Вокруг банок, роясь до самого края жидкости, были разгневанные полчища. Близко к моему лицу были линии, поднимающиеся и опускающиеся, в то время как прямо надо мной были сотни тысяч, корзина муравьев-кочевников, с силой только их нитевидных ног в качестве подвесных кабелей. Потребовалось некоторое время, чтобы привыкнуть к моему окружению, и от начала до конца я никогда не был полностью расслаблен или вполне не осознавал того, что произойдет, если ножка стула сломается или бамбук упадет поперек флигеля.

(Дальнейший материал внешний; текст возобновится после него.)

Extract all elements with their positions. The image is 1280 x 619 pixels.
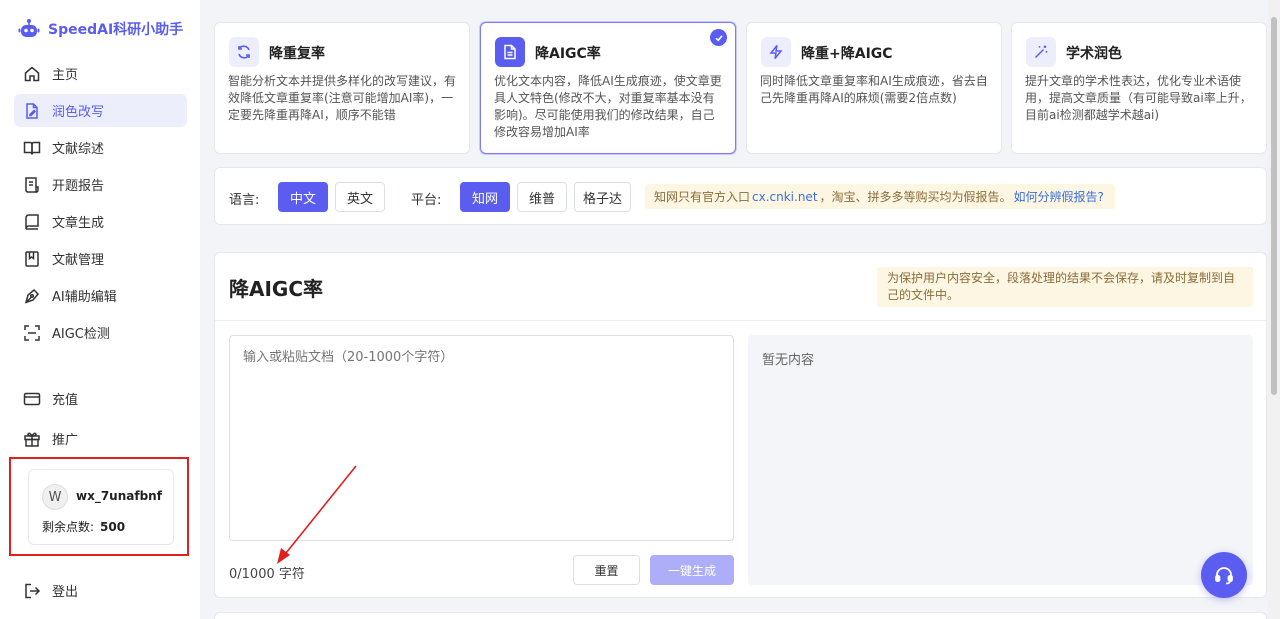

Я повернулся на сиденье стула и насчитал восемь линий муравьев-кочевников на земле, сходящихся к столбу у моего локтя. Каждая была шириной в четыре или пять рядов, и восемь линий время от времени разделялись или сливались, как сплетение капилляров. Было широкое пространство песка и глины, и не было очевидной причины, почему различные линии фуражиров не должны приближаться к гнезду одной большой колонной. Разделение и повторное разделение хорошо показывали, насколько полностью колонны были свободны от какого-либо индивидуального доминирования. Не было никакого контроля со стороны конкретных особей или солдат, но, как только общий маршрут был установлен, управляющим фактором был запах контакта.
Закон проходить там, где прошли другие, неизменен, но свобода действий или индивидуальное желание умирают вместе с податливыми, пластичными концами фуражировочных колонн. Снова и снова приходило на ум сравнение всей колонии или армии с единым организмом; и теперь дом, гнездящийся рой, фокус центрального контроля, казался телом этого странного аморфного организма — вмещающим дух армии. Думаешь о колонне фуражиров как о усике, у которого только кончик чувствителен, растет и движется, в то время как подобные корпускулам отдельные муравьи движутся в потоке слепого инстинкта туда и обратно, по своим химическим поручениям. И затем вся эта теория, это самое яркое сравнение, полностью опрокидывается видами, которые я наблюдаю в пригородах этого муравьиного дома!